Banyak orang mengatakan bahwa budaya organisasi adalah seperangkat perilaku para anggotanya, yang juga menjadi pembeda antara satu organisasi dengan organisasi lainnya. Budaya tersebut juga seringkali dikaitkan dengan nilai-nilai yang ada di organisasi. Harapannya, semua anggota organisasi dapat berperilaku sesuai nilai-nilai yang telah ditetapkan.
Upaya yang dilakukan untuk membangun budaya organisasi biasanya adalah melakukan sosialisasi/kampanye, memasang role model, dan memperkuat berbagai kegiatan untuk membiasakan perilaku anggota. Tak jarang juga, organisasi kemudian menerapkan reward-punishment dalam mempercepat pengembangan budaya.
Sekilas, pemahaman dalam pengembangan budaya tersebut tidak ada salahnya dan justru mulia karena berdasar nilai-nilai yang biasanya bersifat ideal. Namun demikian, tak jarang organisasi menjadi bingung tatkala banyak orang di organisasi yang tidak berperilaku sama dengan nilai yang diusung organisasi. Lalu bagaimana seharusnya? Mengapa hal itu bisa terjadi?
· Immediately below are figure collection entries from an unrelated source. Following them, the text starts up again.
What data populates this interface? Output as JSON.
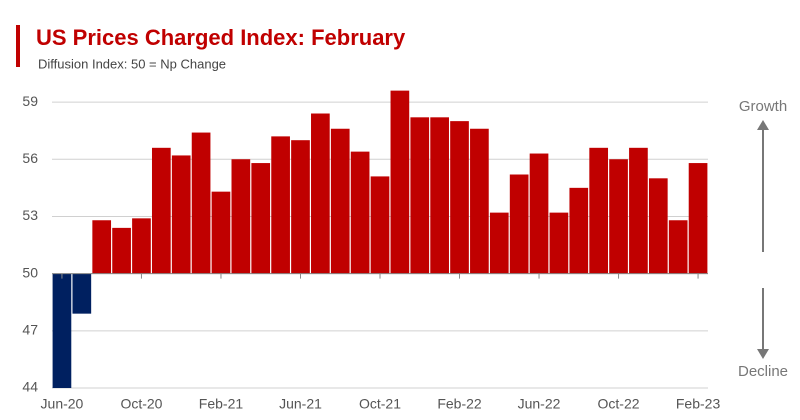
{
  "chart_data": {
    "type": "bar",
    "title": "US Prices Charged Index: February",
    "subtitle": "Diffusion Index: 50 = Np Change",
    "categories": [
      "Jun-20",
      null,
      null,
      null,
      "Oct-20",
      null,
      null,
      null,
      "Feb-21",
      null,
      null,
      null,
      "Jun-21",
      null,
      null,
      null,
      "Oct-21",
      null,
      null,
      null,
      "Feb-22",
      null,
      null,
      null,
      "Jun-22",
      null,
      null,
      null,
      "Oct-22",
      null,
      null,
      null,
      "Feb-23"
    ],
    "values": [
      44.0,
      47.9,
      52.8,
      52.4,
      52.9,
      56.6,
      56.2,
      57.4,
      54.3,
      56.0,
      55.8,
      57.2,
      57.0,
      58.4,
      57.6,
      56.4,
      55.1,
      59.6,
      58.2,
      58.2,
      58.0,
      57.6,
      53.2,
      55.2,
      56.3,
      53.2,
      54.5,
      56.6,
      56.0,
      56.6,
      55.0,
      52.8,
      55.8
    ],
    "base": 50,
    "color_above": "#c00000",
    "color_below": "#002060",
    "ylim": [
      44,
      60
    ],
    "yticks": [
      44,
      47,
      50,
      53,
      56,
      59
    ],
    "grid": true,
    "annotations": [
      "Growth",
      "Decline"
    ]
  }
}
Perlunya Pemahaman Sosiologis
Saya akan mencoba mengurai hal itu dari sudut paradigma pengetahuan yang ada di balik konsep budaya organisasi. Paradigma pengetahuan ini berhubungan erat dengan disiplin ilmu sosiologi. Mengapa sosiologi?
Karena sosiologi adalah ilmu yang mempelajari interaksi manusia secara kelompok, yang kemudian dapat berkembang menjadi sebuah budaya. Budaya organisasi adalah sebuah budaya yang berkembang dalam suatu kelompok/komunitas tertentu.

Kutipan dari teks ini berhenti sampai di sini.